There’s plenty more where all that came from, but I’ll close with Irvin Weathersby Jr.’s In Open Contempt: Confronting White Supremacy in Art and Public Space (Viking). The book takes on what is obviously one of America’s most critical issues: the fact that “our art, monuments, and public spaces” offer an “enduring specter of white supremacy.” You see, “scores of monuments to slaveowners and Confederate soldiers still proudly dot the country’s landscape, while schools and street signs continue to bear the names of segregationists.” These, we’re told, are “sites of lasting racial trauma.” Are they really?
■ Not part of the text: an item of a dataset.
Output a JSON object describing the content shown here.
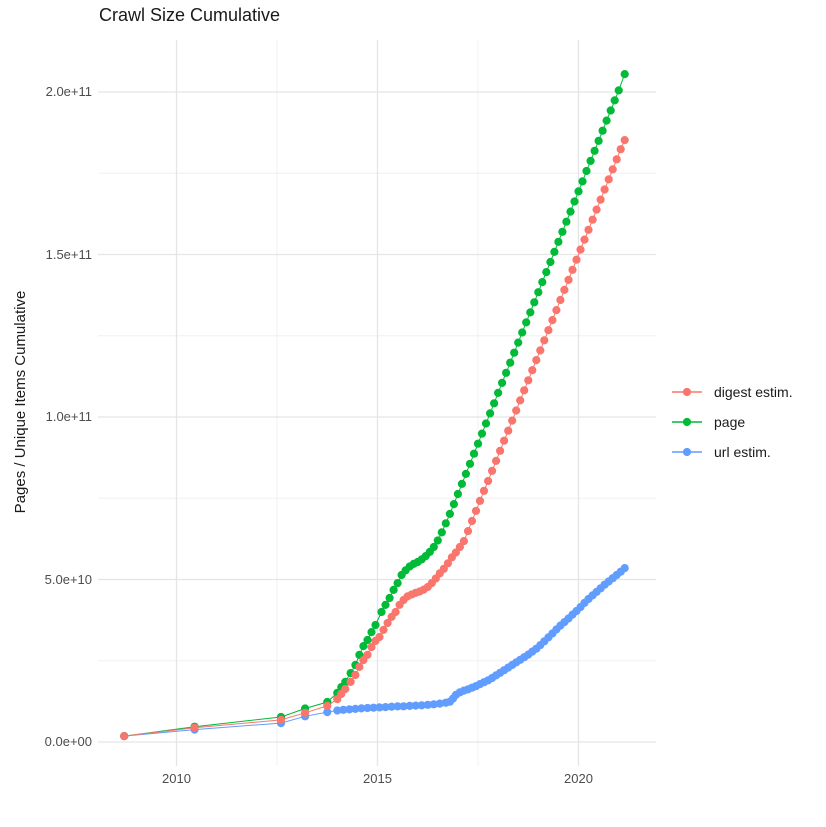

As a gay man, I’m sure that almost everybody of whom there’s a statue somewhere in America that’s over a century old would’ve cursed me out – if not beaten me up – for being a sodomite, but somehow I’m able to get through the day without giving this fact the slightest thought. And it certainly wouldn’t occur to me to write a whole book about the subject – although now that I think of it, this might be the chance for my big payday.